Hence, $x$, $y$ and $z$ changes and $w^3$ will get a maximal value,
when a line $Y=w^3$ will touch to the graph of $f$ in the maximum point of $f$,
which happens for equality case of two variables (when $z=y=u-\sqrt{u^2-v^2}$ in our case).

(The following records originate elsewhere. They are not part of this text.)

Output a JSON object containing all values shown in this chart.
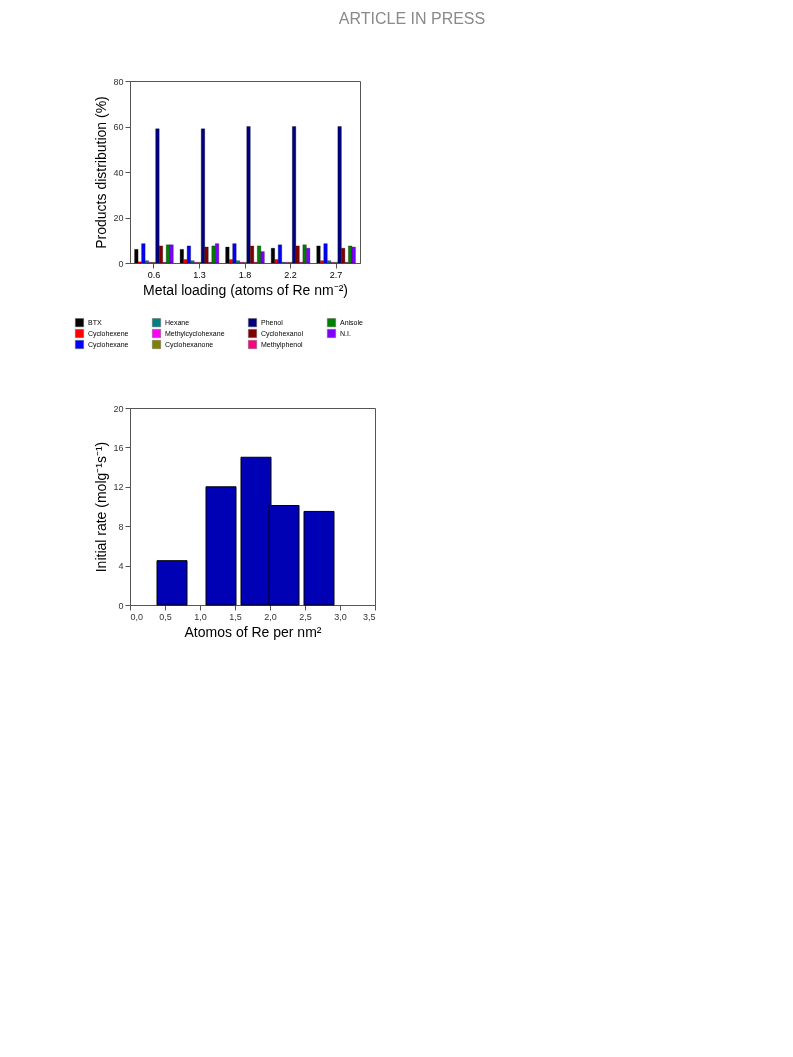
{
  "chart_data": [
    {
      "type": "bar",
      "annotations": [
        "ARTICLE IN PRESS"
      ],
      "xlabel": "Metal loading (atoms of Re nm⁻²)",
      "ylabel": "Products distribution (%)",
      "categories": [
        "0.6",
        "1.3",
        "1.8",
        "2.2",
        "2.7"
      ],
      "series": [
        {
          "name": "BTX",
          "color": "#000000",
          "values": [
            6,
            6,
            7,
            6.5,
            7.5
          ]
        },
        {
          "name": "Cyclohexene",
          "color": "#ff0000",
          "values": [
            0.5,
            1.5,
            1.5,
            1.5,
            1
          ]
        },
        {
          "name": "Cyclohexane",
          "color": "#0000ff",
          "values": [
            8.5,
            7.5,
            8.5,
            8,
            8.5
          ]
        },
        {
          "name": "Hexane",
          "color": "#008080",
          "values": [
            1,
            1,
            1,
            0.3,
            1
          ]
        },
        {
          "name": "Methylcyclohexane",
          "color": "#ff00ff",
          "values": [
            0.3,
            0.3,
            0.3,
            0.3,
            0.3
          ]
        },
        {
          "name": "Cyclohexanone",
          "color": "#808000",
          "values": [
            0.3,
            0.3,
            0.3,
            0.3,
            0.3
          ]
        },
        {
          "name": "Phenol",
          "color": "#000080",
          "values": [
            59,
            59,
            60,
            60,
            60
          ]
        },
        {
          "name": "Cyclohexanol",
          "color": "#800000",
          "values": [
            7.5,
            7,
            7.5,
            7.5,
            6.5
          ]
        },
        {
          "name": "Methylphenol",
          "color": "#ff0080",
          "values": [
            0.3,
            0.3,
            0.3,
            0.3,
            0.3
          ]
        },
        {
          "name": "Anisole",
          "color": "#008000",
          "values": [
            8,
            7.5,
            7.5,
            8,
            7.5
          ]
        },
        {
          "name": "N.I.",
          "color": "#8000ff",
          "values": [
            8,
            8.5,
            5,
            6.5,
            7
          ]
        }
      ],
      "ylim": [
        0,
        80
      ],
      "yticks": [
        0,
        20,
        40,
        60,
        80
      ],
      "legend": "bottom",
      "grid": false
    },
    {
      "type": "bar",
      "xlabel": "Atomos of Re per nm²",
      "ylabel": "Initial rate (molg⁻¹s⁻¹)",
      "x": [
        0.6,
        1.3,
        1.8,
        2.2,
        2.7
      ],
      "values": [
        4.5,
        12,
        15,
        10.1,
        9.5
      ],
      "color": "#0000b4",
      "xlim": [
        0,
        3.5
      ],
      "xticks": [
        {
          "value": 0,
          "label": "0,0"
        },
        {
          "value": 0.5,
          "label": "0,5"
        },
        {
          "value": 1,
          "label": "1,0"
        },
        {
          "value": 1.5,
          "label": "1,5"
        },
        {
          "value": 2,
          "label": "2,0"
        },
        {
          "value": 2.5,
          "label": "2,5"
        },
        {
          "value": 3,
          "label": "3,0"
        },
        {
          "value": 3.5,
          "label": "3,5"
        }
      ],
      "ylim": [
        0,
        20
      ],
      "yticks": [
        0,
        4,
        8,
        12,
        16,
        20
      ],
      "grid": false
    }
  ]
}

Since our inequality is homogeneous, we can assume $y=z=1$ and we need to prove that $$\sqrt[3]{\frac{x^3+2}{x}}+\sqrt{\frac{2x+1}{x^2+2}}\geq1+\sqrt[3]3$$ or $$\sqrt[3]{\frac{x^3+2}{x}}-\sqrt[3]3\geq1-\sqrt{\frac{2x+1}{x^2+2}}$$ or $$\frac{x^3-3x+2}{\sqrt[3]x\left(\sqrt[3]{(x^3+2)^2}+\sqrt[3]{3x(x^3+2)}+\sqrt[3]{9x^2}\right)}\geq\frac{x^2-2x+1}{\sqrt{x^2+2}\left(\sqrt{x^2+2}+\sqrt{2x+1}\right)}$$ or $$(x+2)\sqrt{x^2+2}\left(\sqrt{x^2+2}+\sqrt{2x+1}\right)\geq\sqrt[3]x\left(\sqrt[3]{(x^3+2)^2}+\sqrt[3]{3x(x^3+2)}+\sqrt[3]{9x^2}\right).$$ Now, by C-S we obtain $$\sqrt{x^2+2}=\frac{1}{\sqrt3}\sqrt{(1+2)(x^2+2)}\geq\frac{x+2}{\sqrt3}$$ and $$\sqrt{2x+1}=\frac{1}{\sqrt3}\sqrt{(2+1)(2x+1)}\geq\frac{2\sqrt{x}+1}{\sqrt3}.$$ Also, by AM-GM $$3x\leq x^3+2.$$ Thus, it's enough to prove that $$(x+2)^2(x+2\sqrt{x}+3)\geq9\sqrt[3]{x(x^3+2)^2}$$ or $$(a^2+2)^2(a^2+2a+3)\geq9\sqrt[3]{a^2(a^6+2)^2},\tag1$$ where $a=\sqrt{x}$ and the rest is smooth.
The last inequality follows from the following inequalities. $$(a^2+2)^5\geq54a(a^6+2)$$ and $$2(a^2+2)(a^2+2a+3)^3\geq27a(a^6+2).$$ Done!